Closed lkarthee closed 4 months ago
There is a good news and a bad news. The good news is that we have only one failing test! 🎉 🥳 But the bad news is that we may need to submit changes to Polars in order to fix the failing test.
In a nutshell, the problem is on the LazyFrame#sink_parquet_cloud
function from Polars that is failing probably because of the reasons I wrote in this issue: https://github.com/pola-rs/polars/issues/17172#issuecomment-2243328412
We can either wait for the fix to land on Polars, or deactivate the feature until there. This is going to affect people using the :streaming
option of to_parquet/2
(cloud version). WDYT @josevalim @lkarthee @billylanchantin?
EDIT: I'm going to play with an idea to use the sink_parquet
and another process to read the file, that can be a fifo/named pipe, and write to the cloud storage. I will let you know by the end of the day.

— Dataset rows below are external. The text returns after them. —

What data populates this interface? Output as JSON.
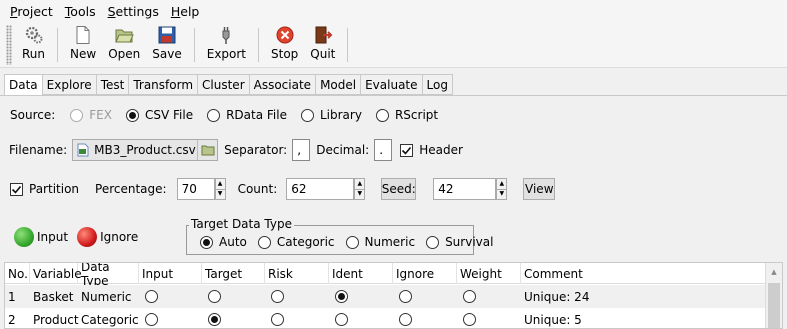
{
  "menu": [
    {
      "first": "P",
      "rest": "roject"
    },
    {
      "first": "T",
      "rest": "ools"
    },
    {
      "first": "S",
      "rest": "ettings"
    },
    {
      "first": "H",
      "rest": "elp"
    }
  ],
  "toolbar": {
    "run": "Run",
    "new": "New",
    "open": "Open",
    "save": "Save",
    "export": "Export",
    "stop": "Stop",
    "quit": "Quit"
  },
  "tabs": [
    "Data",
    "Explore",
    "Test",
    "Transform",
    "Cluster",
    "Associate",
    "Model",
    "Evaluate",
    "Log"
  ],
  "active_tab": "Data",
  "source": {
    "label": "Source:",
    "options": [
      "FEX",
      "CSV File",
      "RData File",
      "Library",
      "RScript"
    ],
    "selected": "CSV File",
    "disabled": [
      "FEX"
    ]
  },
  "file": {
    "filename_label": "Filename:",
    "filename": "MB3_Product.csv",
    "separator_label": "Separator:",
    "separator": ",",
    "decimal_label": "Decimal:",
    "decimal": ".",
    "header_label": "Header",
    "header_checked": true
  },
  "partition": {
    "partition_label": "Partition",
    "partition_checked": true,
    "percentage_label": "Percentage:",
    "percentage": "70",
    "count_label": "Count:",
    "count": "62",
    "seed_button": "Seed:",
    "seed": "42",
    "view_button": "View"
  },
  "legend": {
    "input_label": "Input",
    "ignore_label": "Ignore",
    "input_color": "#35a82d",
    "ignore_color": "#d11b1b"
  },
  "target_type": {
    "title": "Target Data Type",
    "options": [
      "Auto",
      "Categoric",
      "Numeric",
      "Survival"
    ],
    "selected": "Auto"
  },
  "table": {
    "headers": [
      "No.",
      "Variable",
      "Data Type",
      "Input",
      "Target",
      "Risk",
      "Ident",
      "Ignore",
      "Weight",
      "Comment"
    ],
    "rows": [
      {
        "no": "1",
        "variable": "Basket",
        "type": "Numeric",
        "selected_role": "Ident",
        "comment": "Unique: 24"
      },
      {
        "no": "2",
        "variable": "Product",
        "type": "Categoric",
        "selected_role": "Target",
        "comment": "Unique: 5"
      }
    ]
  }
}
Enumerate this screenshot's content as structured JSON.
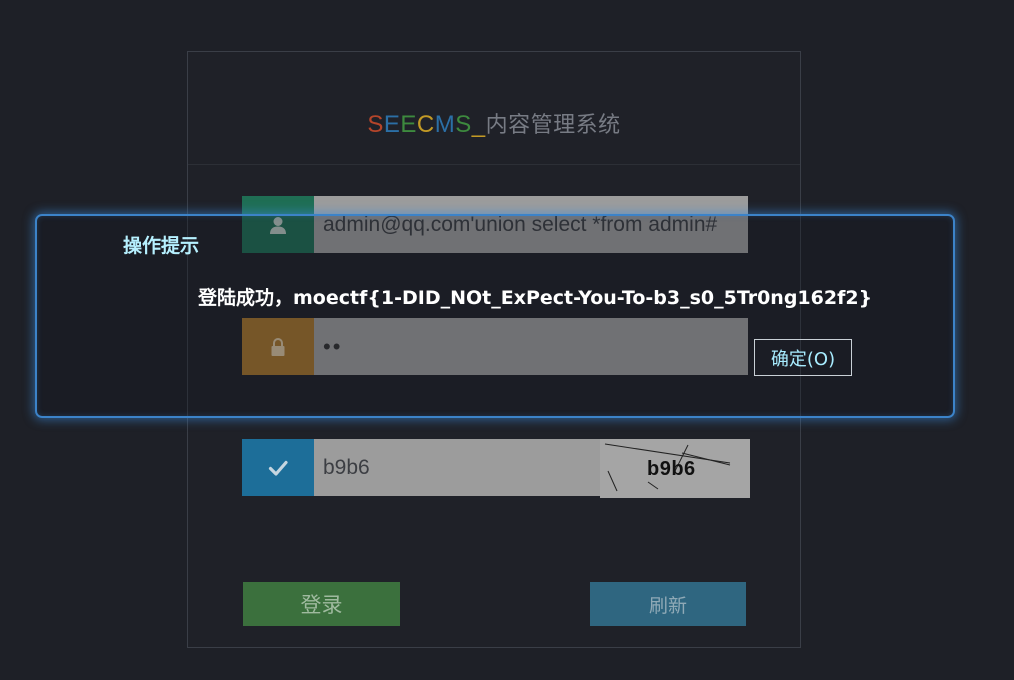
{
  "logo": {
    "parts": [
      {
        "text": "S",
        "color": "#b5452a"
      },
      {
        "text": "E",
        "color": "#2b6fa6"
      },
      {
        "text": "E",
        "color": "#3d8a3e"
      },
      {
        "text": "C",
        "color": "#c39a25"
      },
      {
        "text": "M",
        "color": "#2b6fa6"
      },
      {
        "text": "S",
        "color": "#3d8a3e"
      },
      {
        "text": "_",
        "color": "#c39a25"
      }
    ],
    "suffix": "内容管理系统"
  },
  "form": {
    "username": "admin@qq.com'union select *from admin#",
    "password": "••",
    "captcha_input": "b9b6",
    "captcha_image_text": "b9b6",
    "user_icon": "user-icon",
    "lock_icon": "lock-icon",
    "check_icon": "check-icon"
  },
  "buttons": {
    "login": "登录",
    "refresh": "刷新"
  },
  "dialog": {
    "title": "操作提示",
    "message": "登陆成功，moectf{1-DID_NOt_ExPect-You-To-b3_s0_5Tr0ng162f2}",
    "ok": "确定(O)"
  },
  "colors": {
    "background": "#1e2027",
    "dialog_border": "#3c83c9",
    "login_button": "#3b703d",
    "refresh_button": "#2f6680"
  }
}
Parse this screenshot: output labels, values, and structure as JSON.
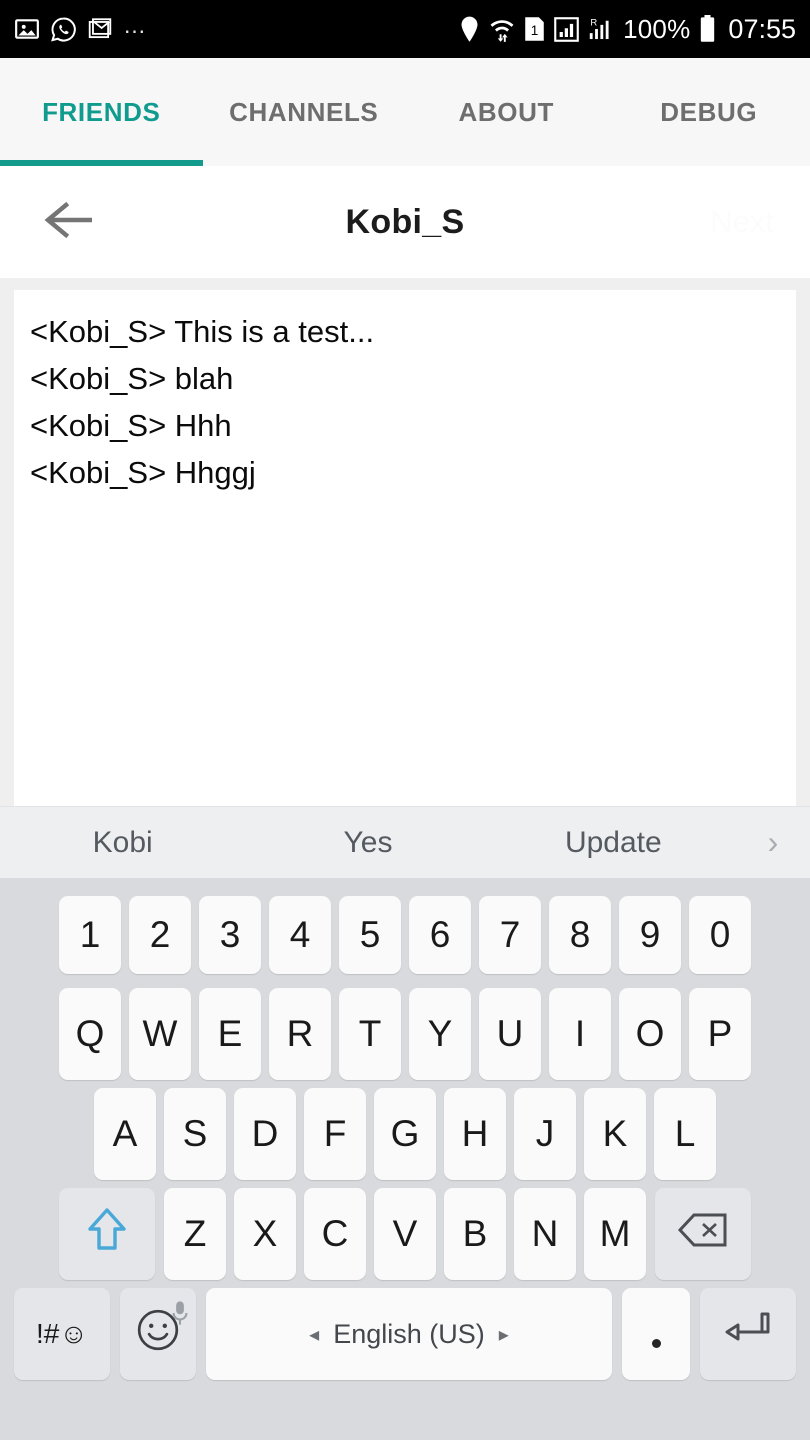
{
  "statusbar": {
    "left_icons": [
      "photos-icon",
      "whatsapp-icon",
      "gmail-icon"
    ],
    "overflow": "…",
    "right_icons": [
      "location-pin-icon",
      "wifi-icon",
      "sim-1-icon",
      "signal-box-icon",
      "roaming-signal-icon",
      "battery-icon"
    ],
    "battery_text": "100%",
    "time": "07:55"
  },
  "tabs": [
    {
      "label": "FRIENDS",
      "active": true
    },
    {
      "label": "CHANNELS",
      "active": false
    },
    {
      "label": "ABOUT",
      "active": false
    },
    {
      "label": "DEBUG",
      "active": false
    }
  ],
  "header": {
    "back_icon": "back-arrow-icon",
    "title": "Kobi_S",
    "next_label": "Next"
  },
  "messages": [
    "<Kobi_S> This is a test...",
    "<Kobi_S> blah",
    "<Kobi_S> Hhh",
    "<Kobi_S> Hhggj"
  ],
  "suggestions": {
    "items": [
      "Kobi",
      "Yes",
      "Update"
    ],
    "expand_icon": "›"
  },
  "keyboard": {
    "row_numbers": [
      "1",
      "2",
      "3",
      "4",
      "5",
      "6",
      "7",
      "8",
      "9",
      "0"
    ],
    "row_q": [
      "Q",
      "W",
      "E",
      "R",
      "T",
      "Y",
      "U",
      "I",
      "O",
      "P"
    ],
    "row_a": [
      "A",
      "S",
      "D",
      "F",
      "G",
      "H",
      "J",
      "K",
      "L"
    ],
    "row_z": [
      "Z",
      "X",
      "C",
      "V",
      "B",
      "N",
      "M"
    ],
    "shift_icon": "shift-arrow-icon",
    "backspace_icon": "backspace-icon",
    "symbols_label": "!#☺",
    "emoji_icon": "emoji-smiley-icon",
    "mic_icon": "microphone-icon",
    "space_label": "English (US)",
    "space_prev_icon": "◂",
    "space_next_icon": "▸",
    "period_label": ".",
    "enter_icon": "enter-return-icon"
  },
  "colors": {
    "accent_teal": "#129b8d",
    "statusbar_bg": "#000000",
    "tabbar_bg": "#f7f7f7",
    "keyboard_bg": "#d8dadd",
    "key_bg": "#fafafa",
    "key_gray_bg": "#e4e6e9",
    "shift_blue": "#4aa8d8",
    "suggestion_bg": "#eeeff1"
  }
}
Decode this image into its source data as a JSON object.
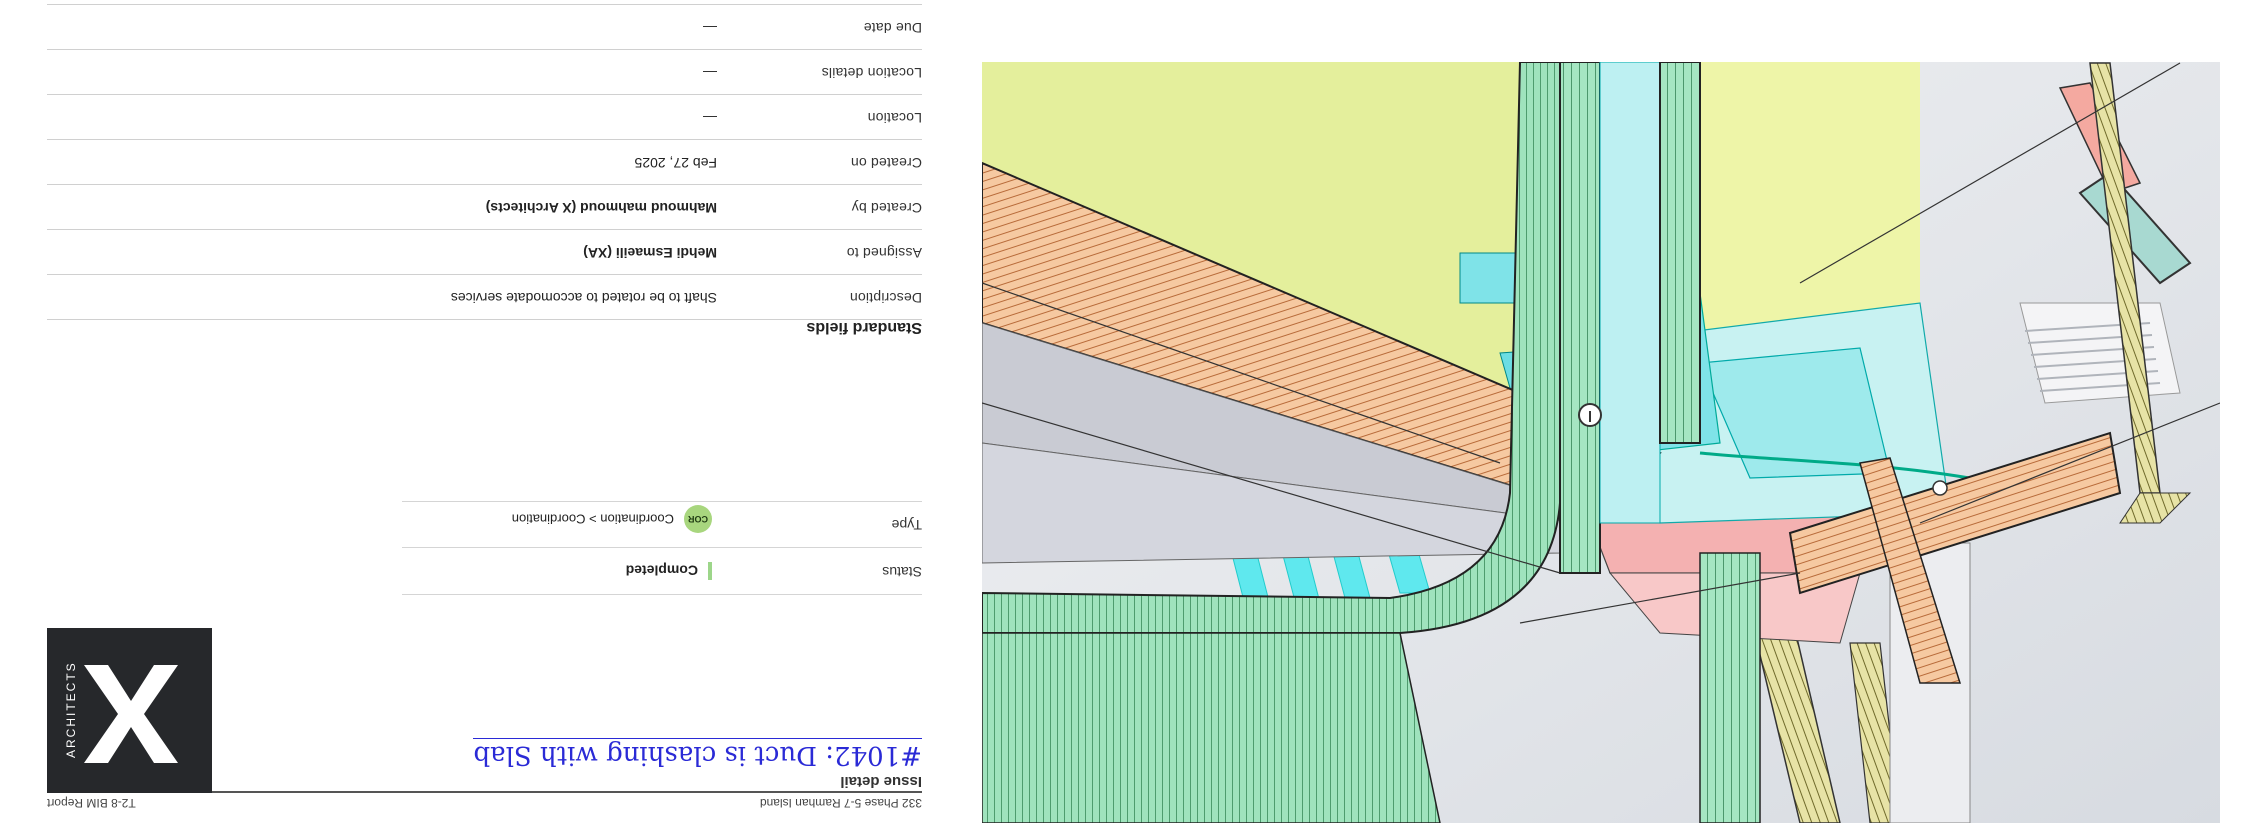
{
  "header": {
    "project": "332 Phase 5-7 Ramhan Island",
    "report_name": "T2-8 BIM Report"
  },
  "section_label": "Issue detail",
  "issue": {
    "title": "#1042: Duct is clashing with Slab"
  },
  "logo": {
    "letter": "X",
    "word": "ARCHITECTS"
  },
  "status": {
    "label": "Status",
    "value": "Completed",
    "color": "#9dd68a"
  },
  "type": {
    "label": "Type",
    "badge": "COR",
    "value": "Coordination > Coordination",
    "badge_color": "#a8d67e"
  },
  "standard_fields": {
    "title": "Standard fields",
    "rows": [
      {
        "label": "Description",
        "value": "Shaft to be rotated to accomodate services"
      },
      {
        "label": "Assigned to",
        "value": "Mehdi Esmaeili (XA)"
      },
      {
        "label": "Created by",
        "value": "Mahmoud mahmoud (X Architects)"
      },
      {
        "label": "Created on",
        "value": "Feb 27, 2025"
      },
      {
        "label": "Location",
        "value": "—"
      },
      {
        "label": "Location details",
        "value": "—"
      },
      {
        "label": "Due date",
        "value": "—"
      }
    ]
  },
  "render": {
    "description_icon": "bim-clash-render",
    "pin_icon": "issue-pin-icon"
  }
}
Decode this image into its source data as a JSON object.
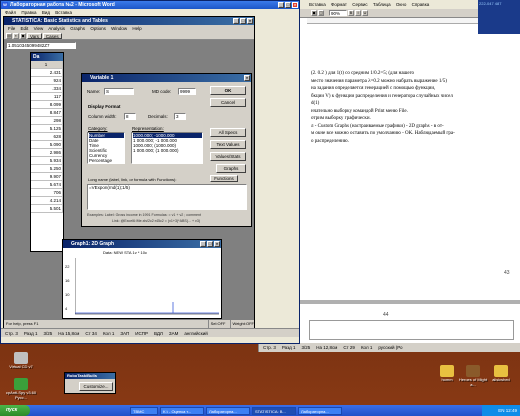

What do we for when streaming is not supported? We raise or we just do the best we can? I am worried Polars is not ultimately interested in maintaining these features. We have another related PR that is open for quite some time.
What do we for when streaming is not supported? We raise or we just do the best we can?
I think we can raise if it's not possible to support a given feature, but we can try to implement "hacks" when possible, until we need to remove the feature all together. Unfortunately we can't have our patches (via monkey patches) to the Polars codebase, and I don't think it's a good idea to maintain a fork to solve our issues. WDYT?
I am worried Polars is not ultimately interested in maintaining these features. We have another related PR that is open for quite some time.
Yeah, I'm worried too. Maybe it's not their focus to maintain this cloud integration in their Rust codebase.
Yeah, let's raise for now and add a note to the CHANGELOG. Meanwhile, if you could send a PR to them, it would be great!
@josevalim OK, I will add a note to the change log later. My PoC didn't work out, but I was wondering if we could still "enable streaming", but first stream to a temporary file, and them read from that file and send to the cloud. This could keep the convenience of saving to S3 right from Explorer, with the downside of requiring some space in disk, and probably extra time. WDYT?
Meanwhile, if you could send a PR to them, it would be great!
Yeah, I will try that! Something similar to our CloudWriter
may work.
Let’s just disable for now. People can stay in the old version until Polars is updated with a fix.
+1 for disabling and we should document it in the changelog.
We are almost there! But a problem regarding the cloud integration is still blocking this. I'm trying to fix it by updating
object_store
and our customCloudWriter
(Rust side), but I suspect that the problem is more complex due to some Polars' changes. I will keep trying :)